Department of Transport

Department overview
- Formed: 23 December 1993
- Preceding Department: Department of Transport and Communications;
- Dissolved: 11 March 1996
- Superseding Department: Department of Transport and Regional Development;
- Jurisdiction: Commonwealth of Australia
- Minister responsible: Laurie Brereton, Minister for Transport;
- Department executives: Graham Evans, Secretary (1993–1995); Peter Core, Secretary (1995–1996);

= Department of Transport (1993–1996) =

Australian government department, 1993–1996

The Department of Transport was an Australian government department that existed between December 1993 and March 1996. It was the fifth department to be given the name.

==Scope==
Information about the department's functions and government funding allocation could be found in the Administrative Arrangements Orders, the annual Portfolio Budget Statements and in the department's annual reports.

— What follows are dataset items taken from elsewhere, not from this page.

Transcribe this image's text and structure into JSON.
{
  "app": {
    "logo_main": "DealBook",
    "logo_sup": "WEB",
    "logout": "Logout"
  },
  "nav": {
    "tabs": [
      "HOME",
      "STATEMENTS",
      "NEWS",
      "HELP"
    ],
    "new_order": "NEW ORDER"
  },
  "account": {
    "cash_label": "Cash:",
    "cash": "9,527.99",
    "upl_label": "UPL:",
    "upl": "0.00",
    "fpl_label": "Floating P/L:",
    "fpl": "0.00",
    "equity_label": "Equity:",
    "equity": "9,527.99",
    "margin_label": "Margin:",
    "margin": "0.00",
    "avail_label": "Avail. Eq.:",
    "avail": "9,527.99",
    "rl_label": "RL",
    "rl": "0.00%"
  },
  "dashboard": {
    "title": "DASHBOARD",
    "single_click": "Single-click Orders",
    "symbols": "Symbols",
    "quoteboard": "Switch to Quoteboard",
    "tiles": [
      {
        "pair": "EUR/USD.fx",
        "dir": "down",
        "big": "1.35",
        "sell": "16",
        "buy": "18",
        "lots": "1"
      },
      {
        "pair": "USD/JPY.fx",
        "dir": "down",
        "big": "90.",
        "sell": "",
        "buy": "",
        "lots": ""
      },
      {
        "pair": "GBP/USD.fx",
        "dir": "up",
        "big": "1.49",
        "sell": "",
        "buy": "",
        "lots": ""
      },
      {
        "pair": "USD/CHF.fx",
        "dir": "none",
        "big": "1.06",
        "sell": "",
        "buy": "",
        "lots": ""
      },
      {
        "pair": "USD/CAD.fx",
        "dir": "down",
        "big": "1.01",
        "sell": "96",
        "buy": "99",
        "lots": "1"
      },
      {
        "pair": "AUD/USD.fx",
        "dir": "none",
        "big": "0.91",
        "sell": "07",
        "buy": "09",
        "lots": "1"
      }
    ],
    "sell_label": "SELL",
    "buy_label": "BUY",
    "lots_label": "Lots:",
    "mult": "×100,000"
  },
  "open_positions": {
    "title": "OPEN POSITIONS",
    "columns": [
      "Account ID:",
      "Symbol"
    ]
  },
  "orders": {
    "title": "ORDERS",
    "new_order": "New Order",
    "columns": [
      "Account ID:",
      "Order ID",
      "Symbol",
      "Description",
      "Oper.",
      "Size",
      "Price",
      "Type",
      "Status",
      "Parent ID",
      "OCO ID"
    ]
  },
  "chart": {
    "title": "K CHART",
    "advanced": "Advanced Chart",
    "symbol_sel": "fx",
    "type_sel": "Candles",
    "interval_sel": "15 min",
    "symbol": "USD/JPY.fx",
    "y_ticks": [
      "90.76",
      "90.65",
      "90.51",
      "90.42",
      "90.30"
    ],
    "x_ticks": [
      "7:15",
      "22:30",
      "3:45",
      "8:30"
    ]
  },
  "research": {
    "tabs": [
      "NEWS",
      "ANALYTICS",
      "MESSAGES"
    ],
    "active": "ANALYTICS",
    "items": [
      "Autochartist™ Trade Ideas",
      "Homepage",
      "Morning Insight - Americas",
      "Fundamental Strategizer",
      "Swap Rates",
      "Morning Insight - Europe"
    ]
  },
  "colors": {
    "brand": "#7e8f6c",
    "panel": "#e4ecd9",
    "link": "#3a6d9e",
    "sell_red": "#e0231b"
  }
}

According to the Administrative Arrangements Order made on 15 December 1993, the department dealt with:
- Shipping and marine navigation
- Land transport (including road safety)
- Civil aviation and air navigation
- Aviation security

==Structure==
The department was an Australian Public Service department responsible to the Minister for Transport, Laurie Brereton. Department officials were headed by a Secretary, initially Graham Evans (until his retirement on 20 February 1995), and then Peter Core.